Home > ACTA, anticounterfeiting, copyright infringement, copyrights, counterfeiting, intellectual property, Uncategorized > ACTA Negotiations Continue In Mexico, But Secrecy Remains A Concern

ACTA Negotiations Continue In Mexico, But Secrecy Remains A Concern

The United States is among more than a dozen countries meeting this week in Mexico for the next round of negotiations for the Anti-Counterfeiting Trade Agreement (ACTA) a proposed treaty to crack down on copyright and other IP theft, but discussions remain shrouded in secrecy.

Internet industry figures fear that ACTA will force participating countries to introduce tough penalties for copyright breaches to bring them into line with US laws. But the impact on many countries might be limited because the governments have already adopted many US measures as part of an earlier trade agreements between the nations.
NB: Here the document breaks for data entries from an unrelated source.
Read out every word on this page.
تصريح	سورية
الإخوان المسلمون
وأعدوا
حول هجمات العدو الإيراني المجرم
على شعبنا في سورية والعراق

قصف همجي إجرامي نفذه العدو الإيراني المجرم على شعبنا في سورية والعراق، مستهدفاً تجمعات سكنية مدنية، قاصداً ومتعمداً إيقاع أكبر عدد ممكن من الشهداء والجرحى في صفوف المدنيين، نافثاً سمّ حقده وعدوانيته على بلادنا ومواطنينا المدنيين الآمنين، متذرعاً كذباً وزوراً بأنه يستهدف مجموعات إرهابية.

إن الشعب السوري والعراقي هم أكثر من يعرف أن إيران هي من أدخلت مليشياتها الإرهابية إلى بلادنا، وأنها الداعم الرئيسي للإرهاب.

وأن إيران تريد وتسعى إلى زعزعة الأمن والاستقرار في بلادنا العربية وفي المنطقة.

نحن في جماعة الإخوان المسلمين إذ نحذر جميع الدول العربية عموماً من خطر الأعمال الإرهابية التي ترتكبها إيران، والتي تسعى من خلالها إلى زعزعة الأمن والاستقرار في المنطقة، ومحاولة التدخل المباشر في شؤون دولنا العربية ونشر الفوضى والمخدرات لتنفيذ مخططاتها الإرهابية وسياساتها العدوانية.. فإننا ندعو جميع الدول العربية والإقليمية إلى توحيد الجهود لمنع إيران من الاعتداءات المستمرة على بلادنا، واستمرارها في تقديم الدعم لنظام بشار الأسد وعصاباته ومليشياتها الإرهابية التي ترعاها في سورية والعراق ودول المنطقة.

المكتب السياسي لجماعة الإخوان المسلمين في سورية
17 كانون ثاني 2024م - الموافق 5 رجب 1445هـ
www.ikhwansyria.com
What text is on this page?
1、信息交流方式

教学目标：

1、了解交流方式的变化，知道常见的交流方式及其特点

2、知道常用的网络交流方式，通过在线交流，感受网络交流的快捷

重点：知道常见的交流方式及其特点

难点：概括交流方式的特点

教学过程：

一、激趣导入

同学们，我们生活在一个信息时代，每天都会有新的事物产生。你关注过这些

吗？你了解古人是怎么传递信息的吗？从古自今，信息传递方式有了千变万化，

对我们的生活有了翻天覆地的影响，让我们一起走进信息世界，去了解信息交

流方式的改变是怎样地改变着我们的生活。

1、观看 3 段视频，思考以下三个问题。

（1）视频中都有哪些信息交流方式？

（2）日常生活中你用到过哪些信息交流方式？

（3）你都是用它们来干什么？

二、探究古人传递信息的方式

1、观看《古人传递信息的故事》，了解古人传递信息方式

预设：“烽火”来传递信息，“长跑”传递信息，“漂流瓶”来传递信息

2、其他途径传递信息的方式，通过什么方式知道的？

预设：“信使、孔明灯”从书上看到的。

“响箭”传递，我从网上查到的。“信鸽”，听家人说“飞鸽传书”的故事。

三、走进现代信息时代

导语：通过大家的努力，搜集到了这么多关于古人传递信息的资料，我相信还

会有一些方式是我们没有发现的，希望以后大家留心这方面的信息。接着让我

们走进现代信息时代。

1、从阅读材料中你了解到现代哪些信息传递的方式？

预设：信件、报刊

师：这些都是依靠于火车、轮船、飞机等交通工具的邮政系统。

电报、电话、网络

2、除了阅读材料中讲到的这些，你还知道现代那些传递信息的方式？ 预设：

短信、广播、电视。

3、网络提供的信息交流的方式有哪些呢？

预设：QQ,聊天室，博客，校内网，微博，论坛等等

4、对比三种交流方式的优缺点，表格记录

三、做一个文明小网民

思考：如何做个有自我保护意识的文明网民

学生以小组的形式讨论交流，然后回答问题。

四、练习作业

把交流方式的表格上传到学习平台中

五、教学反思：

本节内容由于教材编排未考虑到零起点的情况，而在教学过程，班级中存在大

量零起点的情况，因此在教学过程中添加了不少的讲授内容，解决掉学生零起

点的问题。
Negotiations, which have gone for more than two years, continue with four days of meetings in Guadalajara, Mexico, starting today.

The agenda has set aside several hours for discussion of civil enforcement, border measures and enforcement procedures but has scheduled just an hour for discussion of transparency, adding to fears of secrecy among critics of the agreement.

The accord is intended to upgrade laws surrounding copyright protection for digital content following an explosion in piracy and a booming trade in counterfeit goods.

The treaty is expected to empower copyright holders, including major music and film studios, and put extra responsibility on the shoulders of internet service providers to assist with enforcement.

Participating countries – mostly developed nations, including the US, Japan, Australia and the members of the European Union – have agreed not to release detail of discussions beyond a broad overview at the start of discussions. In fact, all the governments participating in the negotiations are bound by confidentiality agreements.